Regarding the belief-updating vignette experiment in the first survey wave, we base our first set of hypotheses on a combination of the TBP with the Technology Acceptance model (TAM) (Davis, 1989) to explain changes in attitudes and behavioural intentions. The technol-ogy acceptance model states that the acceptance of a new technology is influenced by its perceived usefulness and its ease of use. Perceived usefulness relates to an individual’s beliefs about how a technology will increase his or her performance (Davis, 1989). In the context of mobility mode choices this relates to aspects of costs, time, and convenience (Chen & Chao, 2011). Perceived ease of use refers to the perception of how much effort would be needed to use a technology (Davis, 1989) , in this context a specific mode of transportation (Chen & Chao, 2011).
It is the assumption that the perceptions derived from the TAM influence the behavioural intentions formulated in the TPB through a change in attitudes (Chen & Chao, 2011; Daniel et al., 2022). Through our survey experiment we provide respondents with information about the availability of EV charging stations close to their place of residence and available cantonal subsidies in the form of motor vehicle tax reductions, assuming a change in the perceived usefulness and perceived ease of use of EV’s. For participants where the update provides a more positive assessment (i.e., people are informed that the real availability of EV charging station is higher as initially believed and that cantonal subsides are higher as believed), this update will lead to a more positive assessment of EV’s:
H9: A positive belief update leads to a higher EV use intention.
H10: A positive belief update leads to a lower use intention for cars with combustion motor.
H11: A positive belief update leads to a higher intention to buy an EV.

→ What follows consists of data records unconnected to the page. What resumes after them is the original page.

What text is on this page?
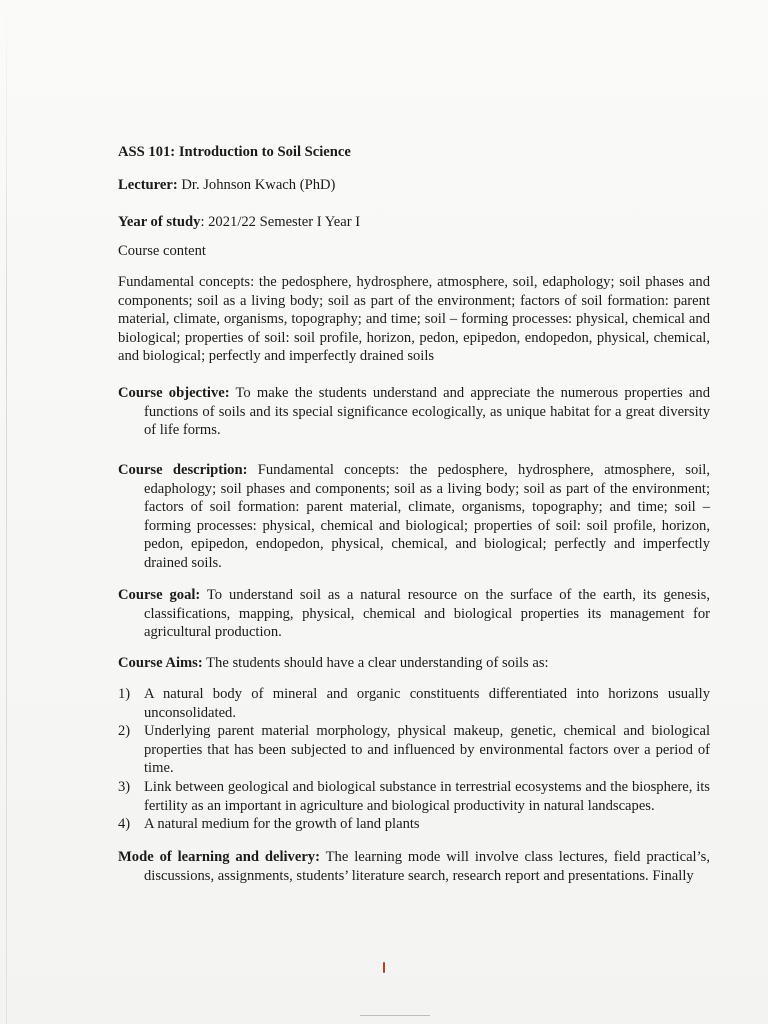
ASS 101: Introduction to Soil Science

Lecturer: Dr. Johnson Kwach (PhD)

Year of study: 2021/22 Semester I Year I

Course content

Fundamental concepts: the pedosphere, hydrosphere, atmosphere, soil, edaphology; soil phases and components; soil as a living body; soil as part of the environment; factors of soil formation: parent material, climate, organisms, topography; and time; soil – forming processes: physical, chemical and biological; properties of soil: soil profile, horizon, pedon, epipedon, endopedon, physical, chemical, and biological; perfectly and imperfectly drained soils

Course objective: To make the students understand and appreciate the numerous properties and functions of soils and its special significance ecologically, as unique habitat for a great diversity of life forms.

Course description: Fundamental concepts: the pedosphere, hydrosphere, atmosphere, soil, edaphology; soil phases and components; soil as a living body; soil as part of the environment; factors of soil formation: parent material, climate, organisms, topography; and time; soil – forming processes: physical, chemical and biological; properties of soil: soil profile, horizon, pedon, epipedon, endopedon, physical, chemical, and biological; perfectly and imperfectly drained soils.

Course goal: To understand soil as a natural resource on the surface of the earth, its genesis, classifications, mapping, physical, chemical and biological properties its management for agricultural production.

Course Aims: The students should have a clear understanding of soils as:

1) A natural body of mineral and organic constituents differentiated into horizons usually unconsolidated.
2) Underlying parent material morphology, physical makeup, genetic, chemical and biological properties that has been subjected to and influenced by environmental factors over a period of time.
3) Link between geological and biological substance in terrestrial ecosystems and the biosphere, its fertility as an important in agriculture and biological productivity in natural landscapes.
4) A natural medium for the growth of land plants

Mode of learning and delivery: The learning mode will involve class lectures, field practical’s, discussions, assignments, students’ literature search, research report and presentations. Finally
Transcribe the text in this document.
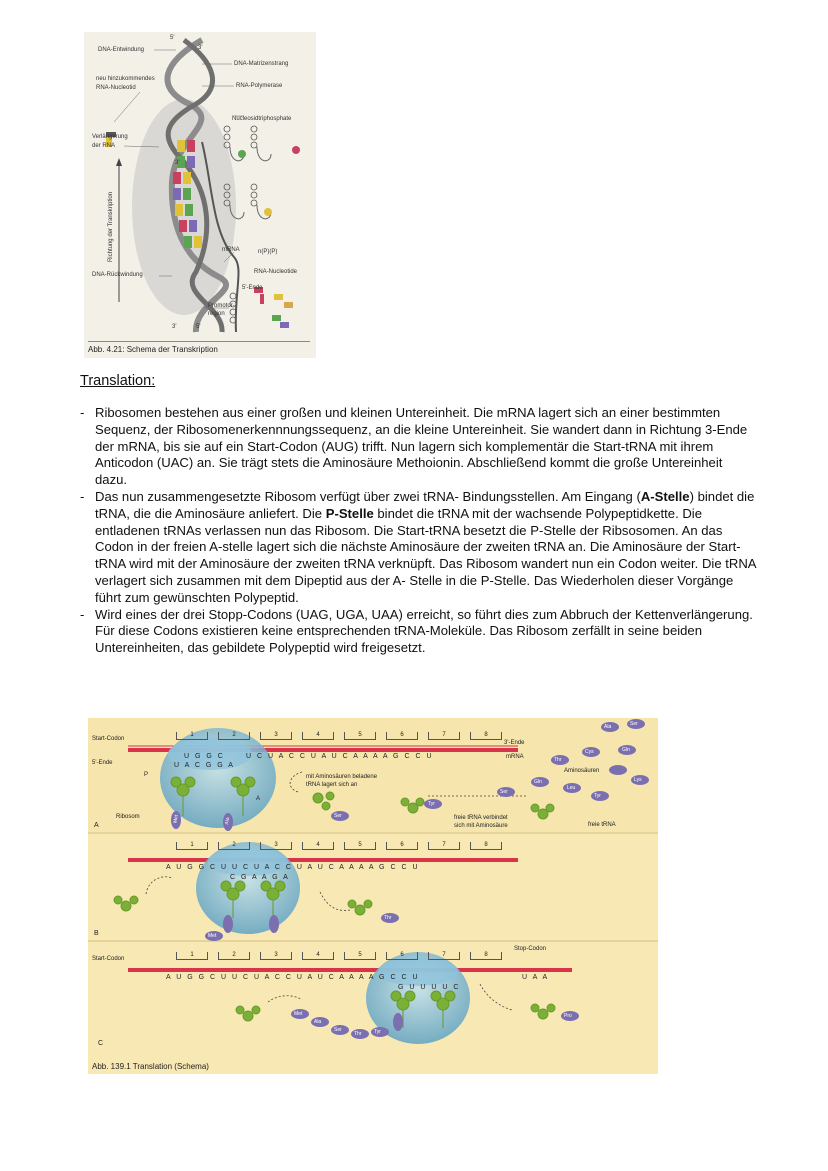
DNA-Entwindung
5'
3'
DNA-Matrizenstrang
neu hinzukommendes
RNA-Nucleotid	RNA-Polymerase
Nucleosidtriphosphate
Verlängerung
der RNA
3'
Richtung der Transkription	mRNA	n(P)(P)
DNA-Rückwindung	RNA-Nucleotide
5'-Ende
Promotor-
region
3'	5'
Abb. 4.21: Schema der Transkription
Translation:
- Ribosomen bestehen aus einer großen und kleinen Untereinheit. Die mRNA lagert sich an einer bestimmten Sequenz, der Ribosomenerkennnungssequenz, an die kleine Untereinheit. Sie wandert dann in Richtung 3-Ende der mRNA, bis sie auf ein Start-Codon (AUG) trifft. Nun lagern sich komplementär die Start-tRNA mit ihrem Anticodon (UAC) an. Sie trägt stets die Aminosäure Methoionin. Abschließend kommt die große Untereinheit dazu.
- Das nun zusammengesetzte Ribosom verfügt über zwei tRNA- Bindungsstellen. Am Eingang (A-Stelle) bindet die tRNA, die die Aminosäure anliefert. Die P-Stelle bindet die tRNA mit der wachsende Polypeptidkette. Die entladenen tRNAs verlassen nun das Ribosom. Die Start-tRNA besetzt die P-Stelle der Ribsosomen. An das Codon in der freien A-stelle lagert sich die nächste Aminosäure der zweiten tRNA an. Die Aminosäure der Start-tRNA wird mit der Aminosäure der zweiten tRNA verknüpft. Das Ribosom wandert nun ein Codon weiter. Die tRNA verlagert sich zusammen mit dem Dipeptid aus der A- Stelle in die P-Stelle. Das Wiederholen dieser Vorgänge führt zum gewünschten Polypeptid.
- Wird eines der drei Stopp-Codons (UAG, UGA, UAA) erreicht, so führt dies zum Abbruch der Kettenverlängerung. Für diese Codons existieren keine entsprechenden tRNA-Moleküle. Das Ribosom zerfällt in seine beiden Untereinheiten, das gebildete Polypeptid wird freigesetzt.
1	2	3	4	5	6	7	8
1	2	3	4	5	6	7	8
1	2	3	4	5	6	7	8
U G G C	U C U A C C U A U C A A A A G C C U
U A C G G A
A U G G C U U C U A C C U A U C A A A A G C C U
C G A A G A
A U G G C U U C U A C C U A U C A A A A G C C U
G U U U U C
U A A
Start-Codon
5'-Ende
3'-Ende
mRNA
P
A
Ribosom
A
mit Aminosäuren beladene
tRNA lagert sich an
freie tRNA verbindet
sich mit Aminosäure
Aminosäuren
freie tRNA
B
Start-Codon
Stop-Codon
C
Met	Ala
Ser
Tyr
Ser
Thr
Cys	Gln
Ala	Ser
Gln
Leu
Tyr
Lys
Met
Thr
Met
Ala
Ser
Thr	Tyr
Pro
Abb. 139.1 Translation (Schema)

Moreover, with respect to potential belief updating effects on policy support, we develop an argument based on the policy sequencing and feedback literature (Béland et al., 2022; Béland & Schlager, 2019; Fesenfeld et al., 2022; Meckling et al., 2017; Pahle et al., 2018). First, we argue that citizens’ perceptions of previous policy-induced benefits are an important but insufficiently studied factor that shapes public support for the subsequent adoption of higher carbon prices. Thus, the nature of feedback from previous policies on support for later policies critically hinges on how citizens subjectively notice and interpret material and immaterial utility gains from pre-existing policies. Second, we propose that previous policies that create novel opportunity structures for citizens to shift to low-emission alternatives, such as a higher density of EV charging stations, can positively affect public support for the later adoption of more stringent measures like higher carbon prices on fossil fuels. Through the perception of EV’s as a viable alternative to conventional cars people might hold less objections towards policies reducing conventional car usage as they see less threat to their self-interest, a factor proven to play an important role in the field of transportation policies (Börjesson et al., 2015; Tan et al., 2022). On the level of policy support, we thus formulate the following hypotheses.
H12: A positive belief update leads to a higher support of higher CO2 levies on fossil fuel.
H13: A positive belief update leads to a higher support of policy instruments aiming to reduce mobility emissions.